Some company founders stay on long past their prime, but not Jack Ma. The one-time English teacher who built Alibaba Group into one of the world’s largest e-commerce companies announced today he will resign as CEO on May 10, while remaining executive chairman.

“At 48 I am no longer young for the Internet business,” Ma wrote in an e-mail to the company’s 24,000 employees.

“Don’t worry, we are confident that we will be able to announce a new CEO on May 10,” Ma added. Jim Erickson, editor of the company’s Alizila blog, took that comment as an indication that Ma’s successor will come from within Alibaba. May 10 is the tenth anniversary of the launching of Taobao, the eBay-like marketplace that propelled Alibaba to e-commerce dominance in China.

Erickson also noted that Alibaba’s recent reorganization into 25 business units seemed to lessen the importance of the CEO in the day-to-day running of Alibaba.

Alibaba, which Ma founded in 1999, dominates online retailing in China through its two online marketplaces, Taobao and Tmall.
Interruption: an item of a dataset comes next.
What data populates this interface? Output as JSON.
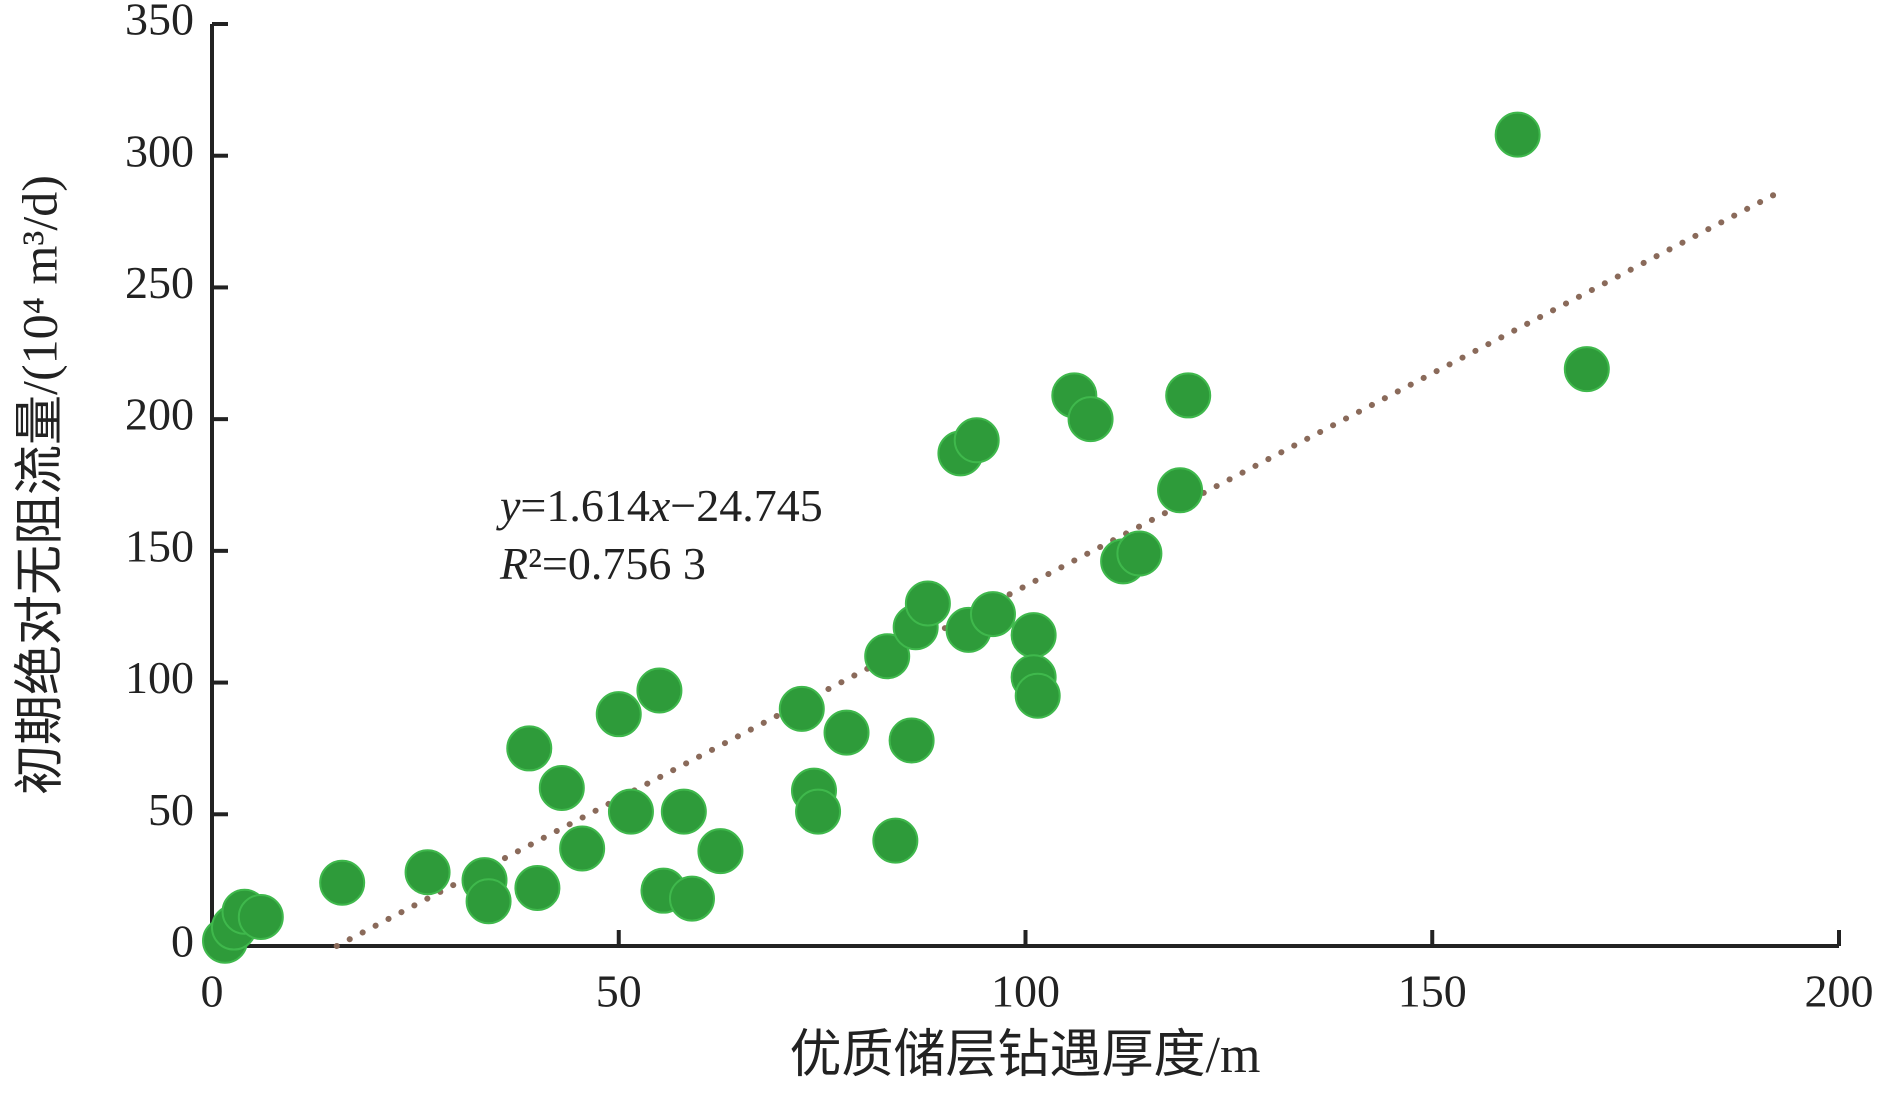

Together, they accounted for more than 1 trillion yuan ($161 billion) in sales in the first eleven months of 2012. The company, which is privately held but expected to initiate a public offering of stock this year or next, has not announced full-year results.

advertisement

Those two marketplaces account for roughly 80% of e-retail sales in China, according to most estimates. Online retail sales in China grew 53.7% to $124.2 billion in 2011, according to China’s Ministry of Commerce. At that growth rate, China could overtake the U.S. as the world’s leader in e-commerce in 2013.

Alibaba was valued at roughly $40 billion last year when it bought back about half of Yahoo Inc.’s share in the Chinese company. Alibaba executives claim that its online marketplaces account for a larger volume of sales than Amazon.com Inc. and eBay Inc. combined.

Alibaba has sought to polish its international reputation in recent years in advance of a possible IPO. That includes cracking down on sales of counterfeit or non-authorized trademarked goods on Taobao and Tmall, an effort that led the U.S. government late last year to remove Alibaba from its list of “notorious markets” where pirated goods are freely sold.

Ma began his e-mail by announcing his decision to relinquish the CEO post and adding that he had “looked forward to writing this letter for a long time, and this moment has finally arrived.”

advertisement

“I believe that doing what makes oneself happy, staying within one’s own limits and being a good partner to one’s more capable colleagues, is the right thing for me to do,” Ma wrote.